Introduction Maxillomandibular advancement (MMA) is an effective alternative way to treat severe obstructive sleep apnea (OSA). However, the convex facial profiles of Chinese patients significantly limit its promotion. In order to gain enough upper airway enlargement without esthetic disaster, we added counterclockwise rotation of maxillomandibular complex in the routine MMA. For the severe OSA is life threatening and the psychological status changes by aging, it is important to conclude a surgical criteria for middle aged patients. In this study, we investigated the esthetic outcomes of counterclockwise maxillomandibular advancement (CMMA) in middle aged patients, which will be important for making surgical decision. Methods 16 severe OSA patients accepted CMMA aged from 40 to 60 were enrolled in this study. None of them took the advice of orthodontic treatment around surgery. The patients were followed up for 6 to 12 months and underwent physical measurement, facial photographic assessment, cephalometry, polysomnography (PSG) and Epworth sleepiness scale (ESS). Patients were asked to score their satisfaction of facial changes by 5 points Likert scales. 30 medical students were invited to blindly evaluate the pre- and postoperative aesthetic appearance by a 10-point visual analogue scale. Cephalometric changes before and after surgery were also analyzed. Results After CMMA, the apnea-hypopnea index (AHI) decreased from 56.2 ± 14.4 to 11.2 ± 5.8 (P<0.001), minimum SpO2 (pulse oxygen saturation, %) increased from 76.9 ± 9.1 to 87.9 ± 5.5 (P<0.001), and ESS decreased from 12.8 ± 2.0 to 7.3 ± 1.7 (P<0.001).
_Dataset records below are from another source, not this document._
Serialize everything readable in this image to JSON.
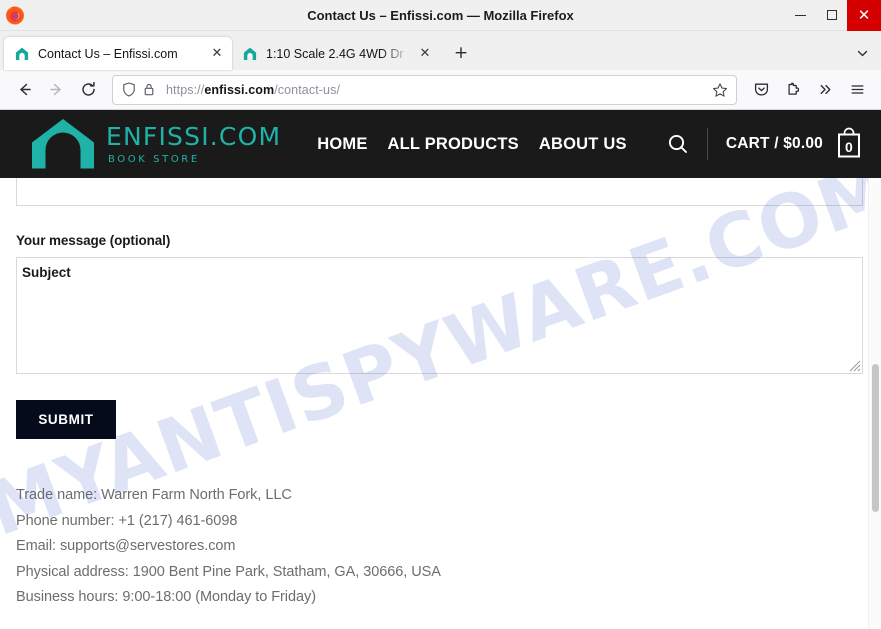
{
  "window": {
    "title": "Contact Us – Enfissi.com — Mozilla Firefox",
    "minimize_label": "—",
    "maximize_label": "",
    "close_label": "✕",
    "firefox_logo_icon": "firefox-logo-icon"
  },
  "tabs": {
    "items": [
      {
        "title": "Contact Us – Enfissi.com",
        "favicon": "enfissi-house-favicon",
        "active": true,
        "close_label": "✕"
      },
      {
        "title": "1:10 Scale 2.4G 4WD Dr",
        "favicon": "enfissi-house-favicon",
        "active": false,
        "close_label": "✕"
      }
    ],
    "new_tab_label": "+",
    "list_all_tabs_icon": "chevron-down-icon"
  },
  "toolbar": {
    "back_icon": "back-arrow-icon",
    "forward_icon": "forward-arrow-icon",
    "reload_icon": "reload-icon",
    "shield_icon": "shield-icon",
    "lock_icon": "lock-icon",
    "url_scheme": "https://",
    "url_host": "enfissi.com",
    "url_path": "/contact-us/",
    "bookmark_icon": "star-icon",
    "pocket_icon": "pocket-icon",
    "extensions_icon": "puzzle-piece-icon",
    "overflow_icon": "double-chevron-right-icon",
    "menu_icon": "hamburger-menu-icon"
  },
  "site_header": {
    "logo_icon": "house-keyhole-logo-icon",
    "logo_title": "ENFISSI.COM",
    "logo_subtitle": "BOOK STORE",
    "nav": [
      {
        "label": "HOME"
      },
      {
        "label": "ALL PRODUCTS"
      },
      {
        "label": "ABOUT US"
      }
    ],
    "search_icon": "search-icon",
    "cart_label": "CART / $0.00",
    "cart_icon": "shopping-bag-icon",
    "cart_count": "0",
    "bg_color": "#1a1a1a",
    "accent_color": "#1fb2a6"
  },
  "form": {
    "ghost_label": "Subject",
    "message_label": "Your message (optional)",
    "message_value": "",
    "message_placeholder": "",
    "submit_label": "SUBMIT",
    "submit_bg": "#050b1b"
  },
  "contact_info": {
    "lines": [
      "Trade name: Warren Farm North Fork, LLC",
      "Phone number: +1 (217) 461-6098",
      "Email: supports@servestores.com",
      "Physical address: 1900 Bent Pine Park, Statham, GA, 30666, USA",
      "Business hours: 9:00-18:00 (Monday to Friday)"
    ]
  },
  "watermark": {
    "text": "MYANTISPYWARE.COM",
    "color": "#3a5fcd"
  }
}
The cephalometric measurement showed that although maxilla and mandible protruded and the occlusal plan decreased after MMA, the facial convexity angle, aesthetic plan were not getting worse. The 5 points Likert scales revealed 14 patients (87.5%) were satisfied or very satisfied with their facial changes. The esthetic scores from the medical students indicated that 10 of 16 patients (62.5%) were significantly higher postoperatively, and 1 patient (6.3%) was less attractive because of maxilla protrusion. Conclusion CMMA provides a possible way to achieve a balance between OSA release and facial appearance for middle aged OSA patients in China. Support (If Any) The authors acknowledge the financial support from the Science and Technology Commission of Shanghai Municipality (16140903900).